Question

Determine all functions f that assign to each pair (m,n) of positive integers a positive integer f(m,n) satisfying
(1) f(n,n) = n
(2) f(m,n) = f(n,m)
(3) whenever n>m, then (n-m)*f(m,n) = n*f(m,n-m)

Answer 1

does this just return m*n? im working out some examples, and thats what im getting. Not exactly sure how one would prove that atm though.

Answer 2

It can't possibly return m*n because f(n,n) equals n, not n^2

Answer 3

oh, its the LCM. It returns the LCM of the two numbers. I had continually picked numbers where their GCD was 1, thats why I thought it was m*n lol.

Answer 4

haha yep you're right...its the LCM

Answer 5

Cool, is there any way to prove this?

Answer 6

im not going to write a full out proof on here, but basically if you start off with f(m,n), where n > m, then you can use the division algorithm on n to re write it as:
\[n = mq+r\] where r < m.
So now we have:
\[f(m,qm+r)\]
Using the last rule, we can subtract all the m's from qm+r, leaving:
\[f(m,qm+r) = \frac{qm+r}{(q-1)m+r}f(m, (q-1)m+r) \]
\[\frac{qm+r}{(q-1)m+r}*\frac{(q-1)m+r}{(q-2)m+r}*f(m, (q-2)m+r) = \cdots \]
Notice the denominator of the fraction will cancel out with the numerator in the fraction after it.

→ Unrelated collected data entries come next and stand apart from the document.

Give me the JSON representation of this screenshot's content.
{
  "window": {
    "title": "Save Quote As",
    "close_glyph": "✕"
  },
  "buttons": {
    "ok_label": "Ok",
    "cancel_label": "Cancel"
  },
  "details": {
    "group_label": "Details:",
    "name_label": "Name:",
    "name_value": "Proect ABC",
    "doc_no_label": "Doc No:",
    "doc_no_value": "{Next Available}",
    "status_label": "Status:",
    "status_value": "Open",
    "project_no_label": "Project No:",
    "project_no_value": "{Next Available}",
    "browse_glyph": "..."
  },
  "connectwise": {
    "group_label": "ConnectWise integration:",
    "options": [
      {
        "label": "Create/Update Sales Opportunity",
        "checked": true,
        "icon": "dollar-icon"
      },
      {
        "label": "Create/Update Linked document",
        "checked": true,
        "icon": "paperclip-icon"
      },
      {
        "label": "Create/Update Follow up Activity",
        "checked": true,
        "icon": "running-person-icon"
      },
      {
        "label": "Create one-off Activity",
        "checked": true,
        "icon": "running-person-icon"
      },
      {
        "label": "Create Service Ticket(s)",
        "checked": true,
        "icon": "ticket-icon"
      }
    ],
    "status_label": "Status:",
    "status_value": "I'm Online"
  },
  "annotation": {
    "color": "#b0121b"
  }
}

This will happen all the way down till you cant anymore, by which point the function will look like:
\[(somefraction)f(m,r)\]
Then, because r is less than m, you use the symmetric property to flip them, and just repeat the process. Im still working out the finer details on paper unfortunately. =/

Answer 7

oh im sry, i guess i should have noted i changed the last property to look like:
\[f(m,n) = \frac{n}{n-m}f(m,n-m)\]so it was easier to compute things.